Monday, May 12, 2014

Tim Hudak's "job creation" plan doesn't add up



Let me get this straight.  According to Progressive Conservative Leader, Tim Hudak,  Premier Kathleen Wynne "is not focused on the most important thing and that's creating jobs."  So what will Hudak to solve the unemployment problem should he become premier of the province of Ontario? Well, he will cut 100,000 public sector jobs.  That's right, thousands of people with families and mortgages will be laid off if Hudak has his way.  If his party attains power after the June 12th election, he will cut a whopping 10 per cent of the province's civil service, excluding nurses, doctors and police.

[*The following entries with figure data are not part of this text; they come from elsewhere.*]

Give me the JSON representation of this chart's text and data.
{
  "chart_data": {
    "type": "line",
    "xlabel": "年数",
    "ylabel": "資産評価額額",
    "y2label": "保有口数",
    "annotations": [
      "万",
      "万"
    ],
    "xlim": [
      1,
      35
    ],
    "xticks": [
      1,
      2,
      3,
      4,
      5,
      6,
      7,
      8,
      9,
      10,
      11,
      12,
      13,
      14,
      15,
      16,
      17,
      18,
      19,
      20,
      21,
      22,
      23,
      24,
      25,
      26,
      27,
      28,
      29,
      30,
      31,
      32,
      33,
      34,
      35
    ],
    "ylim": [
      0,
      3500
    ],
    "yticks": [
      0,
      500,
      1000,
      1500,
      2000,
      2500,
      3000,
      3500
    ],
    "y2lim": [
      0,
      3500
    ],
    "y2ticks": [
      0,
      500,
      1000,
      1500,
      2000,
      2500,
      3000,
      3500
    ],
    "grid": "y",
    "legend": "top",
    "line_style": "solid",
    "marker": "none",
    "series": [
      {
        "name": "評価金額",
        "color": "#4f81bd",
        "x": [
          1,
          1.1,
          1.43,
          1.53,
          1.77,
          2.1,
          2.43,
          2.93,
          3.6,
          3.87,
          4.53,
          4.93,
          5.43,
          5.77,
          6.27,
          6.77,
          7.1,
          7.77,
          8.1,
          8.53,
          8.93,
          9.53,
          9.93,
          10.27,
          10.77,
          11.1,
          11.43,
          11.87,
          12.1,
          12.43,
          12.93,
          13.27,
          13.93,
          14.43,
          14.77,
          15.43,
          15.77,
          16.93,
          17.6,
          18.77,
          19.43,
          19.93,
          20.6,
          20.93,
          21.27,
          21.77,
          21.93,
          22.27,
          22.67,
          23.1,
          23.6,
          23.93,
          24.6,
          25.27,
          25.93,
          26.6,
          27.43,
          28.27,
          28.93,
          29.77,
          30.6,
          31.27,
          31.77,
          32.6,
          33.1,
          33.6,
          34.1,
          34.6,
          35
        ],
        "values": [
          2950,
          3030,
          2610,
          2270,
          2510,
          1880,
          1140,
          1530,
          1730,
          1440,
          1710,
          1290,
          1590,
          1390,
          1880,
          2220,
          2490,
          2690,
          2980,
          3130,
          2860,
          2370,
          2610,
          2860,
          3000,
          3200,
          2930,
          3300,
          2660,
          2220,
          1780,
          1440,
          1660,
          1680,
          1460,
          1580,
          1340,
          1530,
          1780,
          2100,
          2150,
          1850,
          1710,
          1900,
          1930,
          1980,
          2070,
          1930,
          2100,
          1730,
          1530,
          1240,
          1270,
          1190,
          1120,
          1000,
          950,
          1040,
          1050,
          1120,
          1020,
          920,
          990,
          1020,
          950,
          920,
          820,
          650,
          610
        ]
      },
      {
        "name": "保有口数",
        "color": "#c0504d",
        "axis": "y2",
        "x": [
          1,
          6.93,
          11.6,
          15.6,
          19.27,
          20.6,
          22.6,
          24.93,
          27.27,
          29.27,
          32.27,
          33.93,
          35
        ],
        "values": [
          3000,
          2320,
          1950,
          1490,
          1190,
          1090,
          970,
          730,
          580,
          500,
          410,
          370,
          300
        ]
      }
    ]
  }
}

However, Hudak will have no problem targeting teachers and teaching assistants.  In a speech in Barrie, Ontario, he stated unequivocally that if his party were to assume power that there would be "fewer teachers and their assistants."  He didn't mention that the result would be a lower standard of education in Ontario and larger classroom sizes.  This province's education system has had to recover from all the damage inflicted by former premier Mike Harris.  Our children can't afford anymore setbacks and they can't afford to lose good teachers.

How does Tim Hudak justify eliminating 100,000 jobs and putting so many people out of work?
"I take no joy in this, but it has to be done if we want job creators to put more people on the payroll in our province," he told supporters at the Barrie County Club on May 9th.   It's all part Hudak's dubious plan to create one million private sector jobs over eight years.  The Tory leader is ready, willing and able to sacrifice existing government jobs for the sake of some imagined future jobs in the private sector.  He would not hesitate to do so, he declared in Barrie.  "That's a trade-off I would do any second," he said.

Hudak maintains that the public sector job cuts alone would save $2 billion.  He didn't provide any figures as to the amount those public servants contribute to the economy through their taxes and their spending on goods and services.  He didn't say anything about the human cost of putting thousands of people out of work, a cost that can't be measured in dollars and cents.

Hudak's proposal was quickly denounced by Premier Wynne and Ontario NDP Leader Andrea Horwath.  "Today we learned that Tim Hudak's jobs plan is to turn paycheques into pink slips for 100,000 people," Wynne.proclaimed.  "How does it make sense, when you have an economy that is struggling, when you have a lot of families already out of work, to say you are going to throw a whole bunch more families out of work," Horwath pointed out.  

It certainly doesn't make sense.  How does one create jobs by eliminating them?  That sounds positively Orwellian.  I don't see the logic. Those 100,000 civil servants pay taxes and spend money. They fill Ontario's coffers.  If they are out of work, they won't be spending and they won't be paying as much in taxes.  How, prey tell, will that spur Ontario's sluggish economy?

Tim Hudak is willing to sacrifice the well being of thousands of Ontario government employees and their families at the altar of the deficit.  There is no guarantee that his plan will induce job creation in the private sector.  He is offering the people of Ontario a pie in the sky solution to unemployment.  There is no way he can make such an enormous cut in the pubic service without a drastic decline  in vital government services   His plan is a travesty that would create hardship and deprivation for Ontarians. It is bound to have detrimental effects on health, education and safety.

When will conservatives learn that imposing severe austerity measures and sharply lowering taxes do not automatically result in job creation and overall prosperity?  When will they realize that these policies lead to suffering, further unemployment, a greater gap between the haves and have-nots and painful economic recession?  Just ask some Europeans what years of austerity have done for them.